Abstract:
The drastic increase of large volume of data on the web becomes cumbersome to get relevant
information. To tackle this problem a lot of information extraction tasks have been done from the
literature background. Event and Temporal information extraction is one of information extraction tasks,
which helps to get important events from large set of texts with their chronological order and answers
the question of what happened on a certain situation as well as when does it happen. Unlike other
information tasks like entity extraction research needs felt for event and temporal information extraction
especially for Amharic still there is no work on this particular IE task.

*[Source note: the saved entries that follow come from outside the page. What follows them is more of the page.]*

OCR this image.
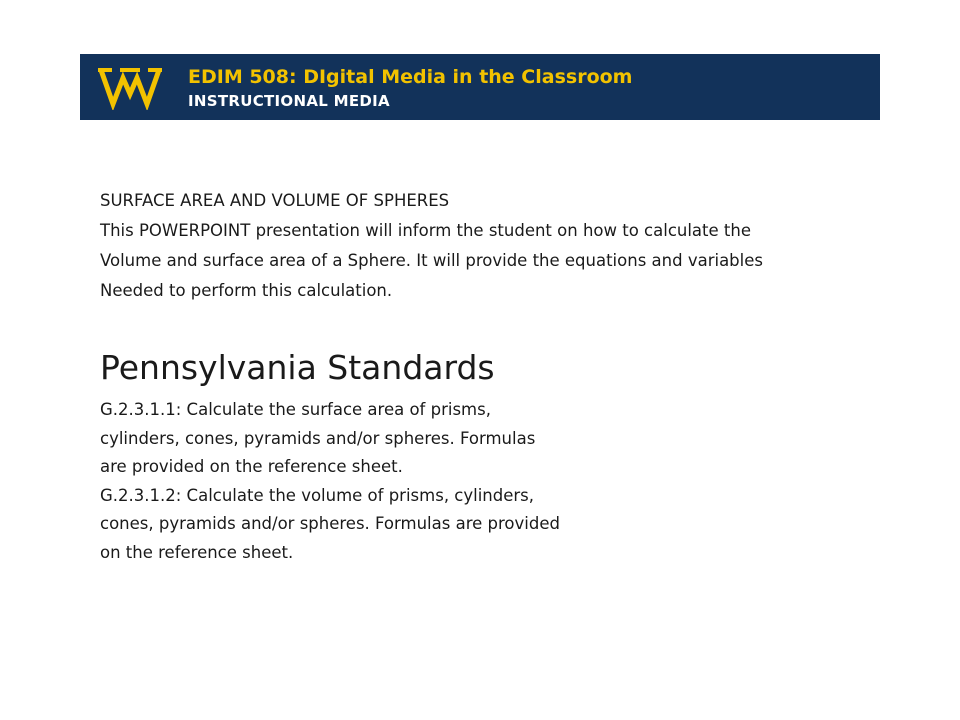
EDIM 508: DIgital Media in the Classroom
INSTRUCTIONAL MEDIA
SURFACE AREA AND VOLUME OF SPHERES
This POWERPOINT presentation will inform the student on how to calculate the
Volume and surface area of a Sphere. It will provide the equations and variables
Needed to perform this calculation.
Pennsylvania Standards
G.2.3.1.1: Calculate the surface area of prisms,
cylinders, cones, pyramids and/or spheres. Formulas
are provided on the reference sheet.
G.2.3.1.2: Calculate the volume of prisms, cylinders,
cones, pyramids and/or spheres. Formulas are provided
on the reference sheet.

As the first comprehensive work we designed a model on event and temporal information extraction
from Amharic text. The model is comprised of different components including common preprocessing,
learning and classification, event extraction, temporal information extraction. To develop the proposed
model we used different approaches for each tasks. For event extraction component we used a machine
learning classifier but the classifier fails to detect deverbal events. To resolve the machine learning
classifier limitation of missing deverbal entities due to their ambiguities we used rule based approach
using syntactic features such as POS, morphological analyzer, and list of gazetteers. In practice it‟s
difficult to stay within the boundary of single event extraction method. So as both approaches have
advantages and disadvantages combining those results to get the advantage of the machine learning
classifier and the rule based approach advantage we developed hybrid approach for event extraction. For
temporal information extraction component regular expression, list of temporal gazetteers in
combination with some rules is used. The preprocessing component is used to prepare and normalize
input texts. Whereas the event extraction component extracts events and the temporal information
extractor is used to extract and normalize temporal expressions. Various experiments are conducted for
each approach with different scenarios. The hybrid approach for event extraction component
outperforms over the other two approaches and the evaluation result yields precision, recall, and Fmeasures of 97.7%, 96.3% and 96.99% respectively. The rule based approach for temporal information
extraction scores a precision, recall, and F-measures of 84.6%, 89.7% and 87.1% respectively.